Les neuf pays souhaitent officialiser ce débat lors d’un prochain sommet européen, mais il n’est pas encore certain qu’il bénéficie d’un soutien suffisant au sein de l’UE. Le contenu intégral de la lettre commune n’a pas encore été rendu public.
Leur critique cible principalement les décisions de la Cour européenne des droits de l’homme (CEDH). Selon ces neuf États, cette cour prête trop peu attention aux intérêts nationaux de sécurité.
Cette initiative fait suite à un accord précédent des dirigeants de l’UE visant à élargir le concept de « pays tiers sûr ». Cette mesure permet de transférer les demandeurs d’asile vers des pays situés hors de l’UE où ils doivent attendre leur procédure d’asile. Cette approche s’inscrit dans des efforts plus larges pour freiner les flux migratoires vers l’UE.

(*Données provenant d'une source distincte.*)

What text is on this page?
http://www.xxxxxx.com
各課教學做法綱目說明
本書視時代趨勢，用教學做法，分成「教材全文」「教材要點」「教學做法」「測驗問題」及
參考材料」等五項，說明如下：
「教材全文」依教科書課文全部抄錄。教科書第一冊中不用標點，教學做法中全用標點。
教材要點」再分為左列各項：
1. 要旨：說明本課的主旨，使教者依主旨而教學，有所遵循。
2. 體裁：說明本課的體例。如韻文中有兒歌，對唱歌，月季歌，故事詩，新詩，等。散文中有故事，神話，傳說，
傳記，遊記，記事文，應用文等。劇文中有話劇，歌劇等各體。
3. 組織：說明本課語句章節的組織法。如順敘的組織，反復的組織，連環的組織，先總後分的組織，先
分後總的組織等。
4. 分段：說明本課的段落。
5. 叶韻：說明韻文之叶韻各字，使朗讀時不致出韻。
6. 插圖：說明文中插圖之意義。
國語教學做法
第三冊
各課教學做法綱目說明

Les organisations de défense des droits humains critiquent vivement cette nouvelle approche. Elles rappellent que la CEDH et d’autres institutions européennes ont à plusieurs reprises jugé que les droits des migrants ne doivent pas être compromis, même dans le cas de personnes soupçonnées ou condamnées pour des infractions.
Selon la Première ministre italienne Meloni, il est nécessaire de réexaminer le cadre européen actuel des droits de l’homme afin de lutter contre les « abus du système ». Elle a déclaré que le droit à la protection ne doit pas entraîner la présence permanente de personnes représentant un danger pour la société.
Dans le même temps, cette orientation suscite également des critiques au sein de l’UE. Notamment les partis socialistes et certains commissaires européens mettent en garde contre le risque que la remise en cause de la jurisprudence de la CEDH affaiblisse l’ensemble du système de protection des droits humains en Europe. Ils craignent que cela n’engendre des inégalités juridiques et des expulsions arbitraires.